A week ago I had a very dear friend that gently let me know I was enabling Thomas. I tried not to get defensive because after all I had ask her if I was enabling. I felt very strongly I was his biggest advocate and just making the world just a little more user friendly for him. But in fact I was only teaching him that the rules didn't always apply to him and mommy would always take care of it. I took a week to let this sink in and plan a course of action.
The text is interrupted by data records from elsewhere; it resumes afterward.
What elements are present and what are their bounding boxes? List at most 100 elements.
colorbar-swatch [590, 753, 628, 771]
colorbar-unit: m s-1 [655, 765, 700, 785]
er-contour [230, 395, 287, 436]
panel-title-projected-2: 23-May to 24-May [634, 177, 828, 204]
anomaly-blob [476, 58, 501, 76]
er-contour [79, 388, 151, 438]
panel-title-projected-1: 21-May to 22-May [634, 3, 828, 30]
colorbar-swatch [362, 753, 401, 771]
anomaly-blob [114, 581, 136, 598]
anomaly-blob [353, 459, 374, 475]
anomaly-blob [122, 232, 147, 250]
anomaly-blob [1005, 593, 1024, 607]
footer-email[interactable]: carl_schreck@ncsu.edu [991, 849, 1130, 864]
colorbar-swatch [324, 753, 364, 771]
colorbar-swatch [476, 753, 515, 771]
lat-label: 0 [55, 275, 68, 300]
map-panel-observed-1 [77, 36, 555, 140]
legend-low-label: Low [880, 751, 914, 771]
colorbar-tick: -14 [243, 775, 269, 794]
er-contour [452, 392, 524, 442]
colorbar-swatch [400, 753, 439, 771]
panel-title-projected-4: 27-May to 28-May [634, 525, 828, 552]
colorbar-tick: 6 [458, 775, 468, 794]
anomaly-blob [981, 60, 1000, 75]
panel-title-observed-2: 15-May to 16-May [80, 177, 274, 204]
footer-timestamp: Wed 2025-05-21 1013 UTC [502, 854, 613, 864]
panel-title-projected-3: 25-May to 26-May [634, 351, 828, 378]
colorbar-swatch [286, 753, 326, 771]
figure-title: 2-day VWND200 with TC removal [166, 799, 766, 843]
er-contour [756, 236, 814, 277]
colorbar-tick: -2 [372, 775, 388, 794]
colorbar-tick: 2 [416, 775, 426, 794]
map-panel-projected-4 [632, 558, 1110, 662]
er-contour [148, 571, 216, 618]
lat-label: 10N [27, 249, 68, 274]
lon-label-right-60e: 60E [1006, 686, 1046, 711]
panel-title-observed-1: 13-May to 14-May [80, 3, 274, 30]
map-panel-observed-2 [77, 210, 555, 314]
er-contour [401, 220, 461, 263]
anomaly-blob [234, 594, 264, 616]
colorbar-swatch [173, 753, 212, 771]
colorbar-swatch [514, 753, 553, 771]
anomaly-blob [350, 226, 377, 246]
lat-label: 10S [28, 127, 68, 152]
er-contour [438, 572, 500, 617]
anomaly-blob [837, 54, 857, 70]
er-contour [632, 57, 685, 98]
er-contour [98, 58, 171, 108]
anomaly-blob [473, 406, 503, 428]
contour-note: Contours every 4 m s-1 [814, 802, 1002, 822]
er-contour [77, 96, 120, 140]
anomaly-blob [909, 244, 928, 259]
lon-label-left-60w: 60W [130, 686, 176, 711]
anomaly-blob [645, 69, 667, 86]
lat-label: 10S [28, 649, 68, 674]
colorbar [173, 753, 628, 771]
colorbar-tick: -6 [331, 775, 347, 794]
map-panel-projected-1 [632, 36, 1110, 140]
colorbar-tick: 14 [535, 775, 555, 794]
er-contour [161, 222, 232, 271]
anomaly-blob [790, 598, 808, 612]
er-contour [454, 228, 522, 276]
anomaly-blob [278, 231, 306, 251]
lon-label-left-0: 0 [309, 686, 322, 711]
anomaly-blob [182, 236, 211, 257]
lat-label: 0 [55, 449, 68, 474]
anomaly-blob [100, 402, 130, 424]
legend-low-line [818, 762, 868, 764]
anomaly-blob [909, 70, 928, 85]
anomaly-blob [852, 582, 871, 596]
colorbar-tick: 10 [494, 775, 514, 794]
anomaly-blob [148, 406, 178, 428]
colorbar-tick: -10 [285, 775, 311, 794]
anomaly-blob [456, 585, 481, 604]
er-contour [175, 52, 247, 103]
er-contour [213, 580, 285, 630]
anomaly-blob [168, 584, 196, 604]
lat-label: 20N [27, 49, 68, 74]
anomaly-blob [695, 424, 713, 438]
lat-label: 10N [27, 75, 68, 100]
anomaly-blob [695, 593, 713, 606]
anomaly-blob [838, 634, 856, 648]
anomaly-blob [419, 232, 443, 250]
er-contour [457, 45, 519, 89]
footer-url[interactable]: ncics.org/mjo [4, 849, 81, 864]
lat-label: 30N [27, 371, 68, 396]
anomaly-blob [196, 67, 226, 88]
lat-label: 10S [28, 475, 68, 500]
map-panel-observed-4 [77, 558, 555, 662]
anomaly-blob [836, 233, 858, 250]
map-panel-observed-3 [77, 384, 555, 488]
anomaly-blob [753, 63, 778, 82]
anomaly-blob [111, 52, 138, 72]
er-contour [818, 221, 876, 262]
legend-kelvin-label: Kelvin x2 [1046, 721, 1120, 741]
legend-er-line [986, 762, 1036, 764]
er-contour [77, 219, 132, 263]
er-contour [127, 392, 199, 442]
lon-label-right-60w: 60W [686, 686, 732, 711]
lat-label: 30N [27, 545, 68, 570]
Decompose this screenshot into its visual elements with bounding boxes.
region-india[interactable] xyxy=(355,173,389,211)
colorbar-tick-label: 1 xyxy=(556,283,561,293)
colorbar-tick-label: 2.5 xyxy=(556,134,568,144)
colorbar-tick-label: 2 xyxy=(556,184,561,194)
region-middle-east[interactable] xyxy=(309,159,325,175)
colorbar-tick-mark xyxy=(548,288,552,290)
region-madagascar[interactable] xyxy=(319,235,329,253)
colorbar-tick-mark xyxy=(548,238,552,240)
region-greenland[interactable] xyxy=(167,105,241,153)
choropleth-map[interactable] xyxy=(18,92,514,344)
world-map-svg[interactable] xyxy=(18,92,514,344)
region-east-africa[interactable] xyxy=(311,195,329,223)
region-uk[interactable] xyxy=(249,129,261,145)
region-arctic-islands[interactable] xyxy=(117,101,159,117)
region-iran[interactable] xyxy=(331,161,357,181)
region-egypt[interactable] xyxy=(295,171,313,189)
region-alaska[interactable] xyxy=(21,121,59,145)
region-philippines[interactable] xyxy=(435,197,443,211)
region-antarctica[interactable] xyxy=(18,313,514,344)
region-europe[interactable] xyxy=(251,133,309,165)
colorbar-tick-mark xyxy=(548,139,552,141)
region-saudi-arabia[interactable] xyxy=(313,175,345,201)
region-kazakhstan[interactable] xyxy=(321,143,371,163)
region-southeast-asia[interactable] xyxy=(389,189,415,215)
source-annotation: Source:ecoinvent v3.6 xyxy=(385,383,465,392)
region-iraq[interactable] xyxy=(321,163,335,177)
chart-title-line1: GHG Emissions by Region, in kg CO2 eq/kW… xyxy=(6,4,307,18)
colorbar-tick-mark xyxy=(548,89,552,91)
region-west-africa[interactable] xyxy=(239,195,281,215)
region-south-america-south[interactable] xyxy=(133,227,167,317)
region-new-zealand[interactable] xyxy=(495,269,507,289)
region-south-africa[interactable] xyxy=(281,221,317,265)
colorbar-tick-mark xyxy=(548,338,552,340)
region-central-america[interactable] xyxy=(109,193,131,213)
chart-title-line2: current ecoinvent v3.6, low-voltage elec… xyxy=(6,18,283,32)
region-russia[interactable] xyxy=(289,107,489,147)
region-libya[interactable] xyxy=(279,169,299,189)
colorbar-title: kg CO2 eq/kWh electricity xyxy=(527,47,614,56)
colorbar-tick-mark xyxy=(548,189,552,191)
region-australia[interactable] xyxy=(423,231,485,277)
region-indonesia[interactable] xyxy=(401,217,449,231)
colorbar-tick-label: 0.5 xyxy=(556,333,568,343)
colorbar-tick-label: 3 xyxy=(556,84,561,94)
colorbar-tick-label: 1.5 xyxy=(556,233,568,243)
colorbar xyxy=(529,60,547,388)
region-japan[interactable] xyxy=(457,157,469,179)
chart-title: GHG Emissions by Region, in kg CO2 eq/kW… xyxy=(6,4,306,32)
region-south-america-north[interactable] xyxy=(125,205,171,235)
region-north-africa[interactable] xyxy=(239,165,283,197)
This morning I got up and put my stubborn panties on and T apparently donned his stubborn diaper unbeknownst to me! About 9:30 it was time to leave for the grocery store, not my favorite chore, but it had to be done. I told T he couldn't take his cars or his backpack and needed to put them in his room. Well he quickly informed me he was taking them with him and this is where the fun begins! After about 10 minutes of following me around the house, throwing himself on the floor and screaming he decided he wasn't going to win and decided to put his backpack in his room. I left for the store with a sense of accomplishment, Mommy-1, Thomas-0! Yay, my common sense told me from here on out the fits would get shorter and I can handle a 10 minute fit here and there! So I cockily posted on FB I had won this battle, yay me! Off to the grocery store we go. All the way there I am preparing T that he will have to ride in the front of the buggy, he prefers the back, but I had so much to get that he wouldn't fit. He tells me "ok mommy". Well apparently between the car and the front door he had a complete change of heart! I try to put him in the buggy and he starts screaming. So remind him we are riding in the front, and he loudly squeals like a pig! SO I sit down in the lobby of walmart and tell him I will wait. He screams and cries and I point out every child that passes that is riding in the front of the buggy (and pretend not to see the ones in the back of the buggy!), we talk about all the people looking at him because he is screaming like I'm pulling his nails out and the occasional old man tries to talk to him only to have his volume increased. After 50 minutes of this, yes 5-0 he tells me he is ready to get in the front of the buggy. Once I lift him up he changes his mind and starts kicking, at this point I decide he is going in the buggy. So in he goes and buckled and we pass a little old lady who scowls at him and shakes her finger, I couldn't help but laugh! Mommy-2, Thomas-0 Yay me! So I'm exhausted, but so excited that I have held out. Finally as we are finishing up we get our cookie and he decides 1 is not enough, he wants 3. And back comes the squealing pig! He screamed the rest of the time we are in the store and checking out. Mommy-3, Thomas-0.
So what have I learned from today, he is one stubborn little boy and it is going to be a long road. But there is a fine line between Thomas problems and being a brat. I never want him to use this as a crutch so I have to stop making life easier for him. We will continue play therapy and working with him, but I am adopting a no tolerance policy in my house. All rules that apply to Lily also apply to him. We are not going to work our family around his problems/attitude any longer; we are going to work on his problems so he can be a contributing member of our family. I am sure this is not going to be convenient or easy, but this is what is best for all of us in the long run.